"With this program, I wanted to present a journey through the ages, displaying strongly passionate works with a variety of textures and musical vocabulary," McWilliams said.
The program opened with the three-movement "Lamento della Ninfa," written in 1638 by Italian composer Monteverdi. The piece featured mezzo-soprano Music Professor Anne Adams, who vividly portrayed the sorrowful story of a doomed romance. Adams was accompanied by McWilliams on harpsichord, Music Professor Gerald Hoekstra on viola da gamba and a trio of male voices consisting of Music Professors Robert Smith, James McKeel and Department Chair Dan Dressen.
Jumping ahead to the early 19th century, the next segment of the program featured two folk song settings by Ludwig van Beethoven. These light musical treats were performed with humorous charm by Adams, Music Professor Nancy Paddleford on fortepiano, Music Professor David Carter on cello, and Music Instructor Ray Shows on violin.
The programs centerpiece was the 1888 Johannes Brahms "Sonata in d minor" for violin and piano. The four-movement work, performed by Music Professor Charles Gray on violin and McWilliams on piano, explores emotions ranging from the opening movements dark angst to the heroic theme of the fourth movement. McWilliams described the piece as "a dramatic tour de force."
Next on the program was "Cinco canciones populares argentines" by Alberto Ginastera, written in 1943. This suite of five Argentine folk song settings, which mixed traditional musical idioms of Argentina with contemporary compositional technique, added a world music feel to an otherwise Western-oriented program. The work was performed by vocalist Adams and pianist Paddleford, who has extensive experience researching and performing Latin American music.

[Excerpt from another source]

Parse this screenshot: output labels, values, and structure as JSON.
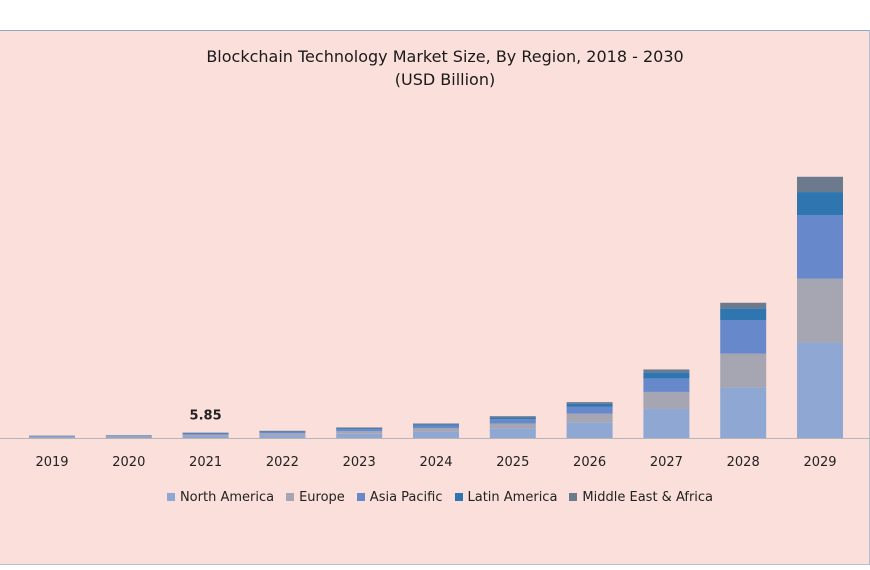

The recital concluded with the vocal trio "Lullabye," written three years ago by local composer Tom Schnauber, a former St. Olaf faculty member. The piece was performed by Smith, McKeel, and Dressen, who lent a sense of musical serenity to the tune.
"[Lullabye] was somewhat imitative of the style of the Monteverdi piece, thus bringing the program full circle at the end," explained McWilliams. "It was a real joy to put the whole program together. As a musician, I feel that playing in small chamber groups is one of the most rewarding kinds of performance."
The other recitals in the Centennial Concert series will feature themes of love, Feb. 19, globalization, March 11, the United States, April 8, and Norwegian heritage, May 13. All concerts in the series will take place during Thursday Community Time in Urness Recital Hall.